You’ve got stocks, You’ve got bonds. How do they fit into your portfolio? That’s asset allocation.
Or, you can think of it as a way to describe the contents of your portfolio.
What is asset allocation?
Asset allocation is the process of dividing the investments in your portfolio into different asset classes. These classes include stocks, bonds, cash, mutual funds, exchange-traded funds (ETFs), and more.
Essentially, the term refers to the particular mix of investments you own, and you can calculate the allocation out to get an idea of how diversified your portfolio is.
For example, if you have $5,000 in stocks and $5,000 in bonds, your portfolio’s asset allocation is 50/50, or 50% stock and 50% bonds.

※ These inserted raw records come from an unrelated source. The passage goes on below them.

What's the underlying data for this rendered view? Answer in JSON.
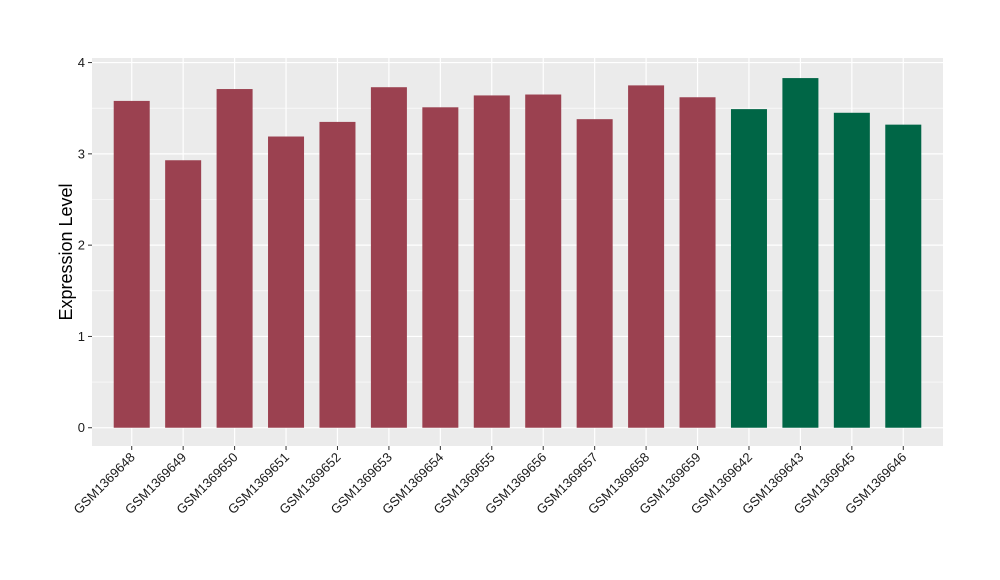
{
  "chart_data": {
    "type": "bar",
    "title": "",
    "xlabel": "",
    "ylabel": "Expression Level",
    "ylim": [
      -0.2,
      4.05
    ],
    "yticks": [
      0,
      1,
      2,
      3,
      4
    ],
    "grid": true,
    "legend": "none",
    "categories": [
      "GSM1369648",
      "GSM1369649",
      "GSM1369650",
      "GSM1369651",
      "GSM1369652",
      "GSM1369653",
      "GSM1369654",
      "GSM1369655",
      "GSM1369656",
      "GSM1369657",
      "GSM1369658",
      "GSM1369659",
      "GSM1369642",
      "GSM1369643",
      "GSM1369645",
      "GSM1369646"
    ],
    "values": [
      3.58,
      2.93,
      3.71,
      3.19,
      3.35,
      3.73,
      3.51,
      3.64,
      3.65,
      3.38,
      3.75,
      3.62,
      3.49,
      3.83,
      3.45,
      3.32
    ],
    "groups": [
      "a",
      "a",
      "a",
      "a",
      "a",
      "a",
      "a",
      "a",
      "a",
      "a",
      "a",
      "a",
      "b",
      "b",
      "b",
      "b"
    ],
    "colors": {
      "a": "#9b4150",
      "b": "#006646"
    },
    "panel_background": "#ebebeb",
    "gridline_color": "#ffffff"
  }
}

Asset allocation vs. rebalancing
Asset allocation is closely associated and sometimes used interchangeably with the term “rebalancing”. While they are somewhat the same, rebalancing is an action typically carried out after an initial allocation mix has been enacted.
For example, say you built your portfolio to your desired specifications. But, over time, your mix becomes skewed—if you started with 50/50 stocks to bonds and it’s now 60/40 as you’ve purchased additional stocks, you can consider rebalancing.
Or, make moves (buying additional bonds, selling stocks, etc.) to return to your original allocation mix.